三菱重工の長崎造船所には、防衛省、宇宙航空研究開発機構(JAXA)向け特殊機械事業を集約し、製造基盤を強化するとともに、厳格な情報保全体制を構築する。
具体的には、機械加工と艦船搭載機器の組立試験を中心とする幸町工場の全事業を諫早工場に移転する一方で、防衛省向け水中機器と艦船搭載機器、JAXA向け宇宙機器の製造を集約する。併せて、本工場(飽の浦地区)の管理・設計部門も諫早工場に移転する。

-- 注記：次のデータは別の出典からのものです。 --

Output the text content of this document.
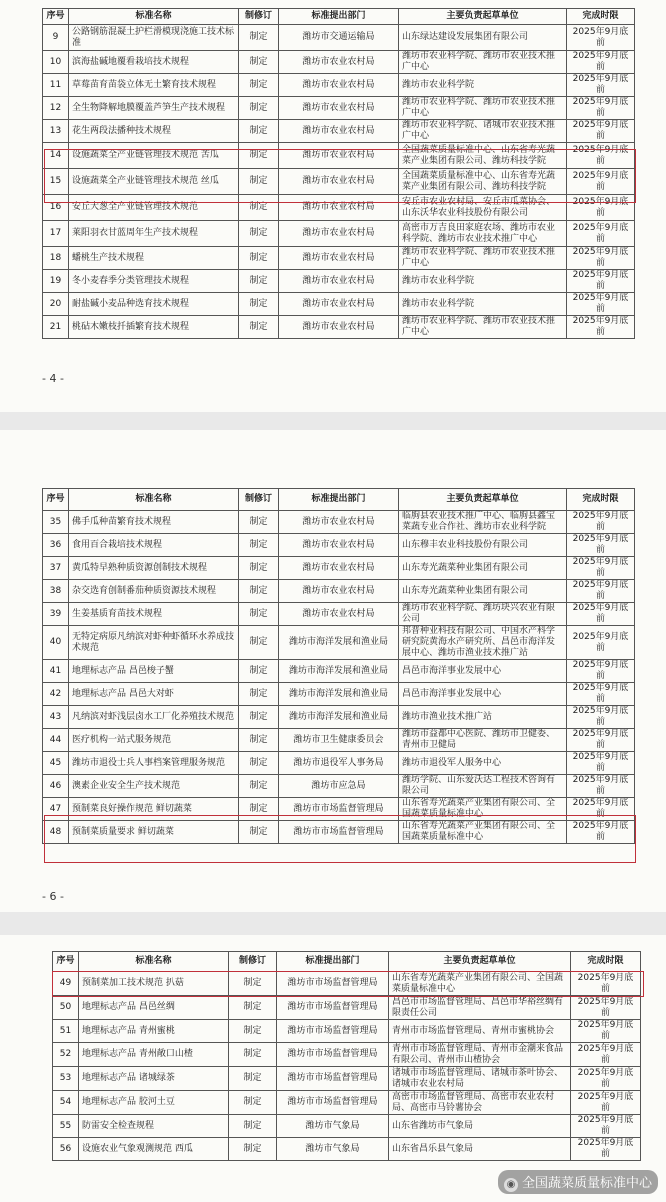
序号	标准名称	制修订	标准提出部门	主要负责起草单位	完成时限
9	公路钢筋混凝土护栏滑模现浇施工技术标准	制定	潍坊市交通运输局	山东绿达建设发展集团有限公司	2025年9月底前
10	滨海盐碱地覆看栽培技术规程	制定	潍坊市农业农村局	潍坊市农业科学院、潍坊市农业技术推广中心	2025年9月底前
11	草莓苗育苗袋立体无土繁育技术规程	制定	潍坊市农业农村局	潍坊市农业科学院	2025年9月底前
12	全生物降解地膜覆盖芦笋生产技术规程	制定	潍坊市农业农村局	潍坊市农业科学院、潍坊市农业技术推广中心	2025年9月底前
13	花生两段法播种技术规程	制定	潍坊市农业农村局	潍坊市农业科学院、诸城市农业技术推广中心	2025年9月底前
14	设施蔬菜全产业链管理技术规范 苦瓜	制定	潍坊市农业农村局	全国蔬菜质量标准中心、山东省寿光蔬菜产业集团有限公司、潍坊科技学院	2025年9月底前
15	设施蔬菜全产业链管理技术规范 丝瓜	制定	潍坊市农业农村局	全国蔬菜质量标准中心、山东省寿光蔬菜产业集团有限公司、潍坊科技学院	2025年9月底前
16	安丘大葱全产业链管理技术规范	制定	潍坊市农业农村局	安丘市农业农村局、安丘市瓜菜协会、山东沃华农业科技股份有限公司	2025年9月底前
17	莱阳羽衣甘蓝周年生产技术规程	制定	潍坊市农业农村局	高密市万吉良田家庭农场、潍坊市农业科学院、潍坊市农业技术推广中心	2025年9月底前
18	蟠桃生产技术规程	制定	潍坊市农业农村局	潍坊市农业科学院、潍坊市农业技术推广中心	2025年9月底前
19	冬小麦春季分类管理技术规程	制定	潍坊市农业农村局	潍坊市农业科学院	2025年9月底前
20	耐盐碱小麦品种选育技术规程	制定	潍坊市农业农村局	潍坊市农业科学院	2025年9月底前
21	桃砧木嫩枝扦插繁育技术规程	制定	潍坊市农业农村局	潍坊市农业科学院、潍坊市农业技术推广中心	2025年9月底前
- 4 -
序号	标准名称	制修订	标准提出部门	主要负责起草单位	完成时限
35	佛手瓜种苗繁育技术规程	制定	潍坊市农业农村局	临朐县农业技术推广中心、临朐县鑫宝菜蔬专业合作社、潍坊市农业科学院	2025年9月底前
36	食用百合栽培技术规程	制定	潍坊市农业农村局	山东穆丰农业科技股份有限公司	2025年9月底前
37	黄瓜特早熟种质资源创制技术规程	制定	潍坊市农业农村局	山东寿光蔬菜种业集团有限公司	2025年9月底前
38	杂交选育创制番茄种质资源技术规程	制定	潍坊市农业农村局	山东寿光蔬菜种业集团有限公司	2025年9月底前
39	生姜基质育苗技术规程	制定	潍坊市农业农村局	潍坊市农业科学院、潍坊块兴农业有限公司	2025年9月底前
40	无特定病原凡纳滨对虾种虾循环水养成技术规范	制定	潍坊市海洋发展和渔业局	邦普种业科技有限公司、中国水产科学研究院黄海水产研究所、昌邑市海洋发展中心、潍坊市渔业技术推广站	2025年9月底前
41	地理标志产品 昌邑梭子蟹	制定	潍坊市海洋发展和渔业局	昌邑市海洋事业发展中心	2025年9月底前
42	地理标志产品 昌邑大对虾	制定	潍坊市海洋发展和渔业局	昌邑市海洋事业发展中心	2025年9月底前
43	凡纳滨对虾浅层卤水工厂化养殖技术规范	制定	潍坊市海洋发展和渔业局	潍坊市渔业技术推广站	2025年9月底前
44	医疗机构一站式服务规范	制定	潍坊市卫生健康委员会	潍坊市益都中心医院、潍坊市卫健委、青州市卫健局	2025年9月底前
45	潍坊市退役士兵人事档案管理服务规范	制定	潍坊市退役军人事务局	潍坊市退役军人服务中心	2025年9月底前
46	澳素企业安全生产技术规范	制定	潍坊市应急局	潍坊学院、山东爱沃达工程技术咨询有限公司	2025年9月底前
47	预制菜良好操作规范 鲜切蔬菜	制定	潍坊市市场监督管理局	山东省寿光蔬菜产业集团有限公司、全国蔬菜质量标准中心	2025年9月底前
48	预制菜质量要求 鲜切蔬菜	制定	潍坊市市场监督管理局	山东省寿光蔬菜产业集团有限公司、全国蔬菜质量标准中心	2025年9月底前
- 6 -
序号	标准名称	制修订	标准提出部门	主要负责起草单位	完成时限
49	预制菜加工技术规范 扒菇	制定	潍坊市市场监督管理局	山东省寿光蔬菜产业集团有限公司、全国蔬菜质量标准中心	2025年9月底前
50	地理标志产品 昌邑丝绸	制定	潍坊市市场监督管理局	昌邑市市场监督管理局、昌邑市华裕丝绸有限责任公司	2025年9月底前
51	地理标志产品 青州蜜桃	制定	潍坊市市场监督管理局	青州市市场监督管理局、青州市蜜桃协会	2025年9月底前
52	地理标志产品 青州敞口山楂	制定	潍坊市市场监督管理局	青州市市场监督管理局、青州市金潮来食品有限公司、青州市山楂协会	2025年9月底前
53	地理标志产品 诸城绿茶	制定	潍坊市市场监督管理局	诸城市市场监督管理局、诸城市茶叶协会、诸城市农业农村局	2025年9月底前
54	地理标志产品 胶河土豆	制定	潍坊市市场监督管理局	高密市市场监督管理局、高密市农业农村局、高密市马铃薯协会	2025年9月底前
55	防雷安全检查规程	制定	潍坊市气象局	山东省潍坊市气象局	2025年9月底前
56	设施农业气象观测规范 西瓜	制定	潍坊市气象局	山东省昌乐县气象局	2025年9月底前
◉ 全国蔬菜质量标准中心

MHPSの長崎工場は、飽の浦地区、香焼地区、幸町地区に分散する蒸気タービン製造部門とボイラー製造部門の機能を、それぞれ一つの場所に集約する。工場運営のスピード化・効率化を図る。蒸気タービン製造部門を集約する飽の浦地区では、蒸気タービン加工・組立ラインを再配置するとともに、舶用ディーゼルエンジン用過給機「MET過給機」の生産性向上を図る。
また、ボイラー製造部門を集約する香焼地区では、IGCC(石炭ガス化複合発電)ガス化炉の一貫生産体制などを整備する。
三菱重工とMHPSは、全面移転完了後の幸町工場/幸町地区の活用方法を含め、長崎造船所、長崎工場での事業効率化追求に向けて検討していく。